Project Title: Mapping the Nonlinearity of Superconductive Passive Circuits
Student Name: Brooke Jeries
Student's Home Institution: Hope College
Research Advisor: Dr. Stephen Remillard
Source of Support:

This material is based upon work supported by the National Science Foundation under NSF-RUI Grant No. DMR-1206149 and the Hope College Division of Natural and Applied Sciences.

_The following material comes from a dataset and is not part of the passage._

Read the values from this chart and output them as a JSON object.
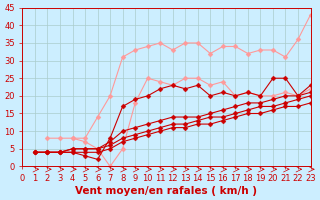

The nonlinear response of High Temperature Superconducting (HTS) microwave resonator samples of Tl2Ba2CaCu2O8 (TBCCO) and YBa2Cu3O77(YBCO) on LaAlO3 (LAO) substrates was analyzed around the transition temperature (Tc). Nonlinearity is an undesirable response in commercially-produced superconductors that can potentially be minimized through the understanding of its effects through our investigation. HTS microstrip lines were examined with a travelling microscope and a scanning electron microscope (SEM) to determine the dimensions, geometry, and edge structures of each sample, and Energy-dispersive X-ray Spectroscopy (EDS) was used to verify the material composition. Multi-tone measurements of even and odd order intermodulation distortion (IMD) currents were performed utilizing a simultaneous and synchronous measurement technique developed at Hope College. Around their respective Tcs, resonators of the two material systems exhibited different even and odd order IMD currents. The degree to which the superconducting current breaks time reversal symmetry (TRSB) is revealed by the ratio of the 2nd and 3rd order IMD levels. In YBCO samples, this ratio steadily decreased with increasing temperature, but then rapidly increased through Tc, indicating a considerable amount of TRSB. TBCCO showed a steady decrease in this ratio, as well, with increasing temperature, but did not show any indication of a rise in TRSB whilst approaching Tc. In TBCCO, 3rd order IMD exhibited a peak around Tc which is consistent with the nonlinear Meissner effect. TBCCO also appears to show nonlinearity past Tc much more than does YBCO, indicating the possibility of quantum mechanical fluctuations: a phenomenon associated with anisotropic superconductivity.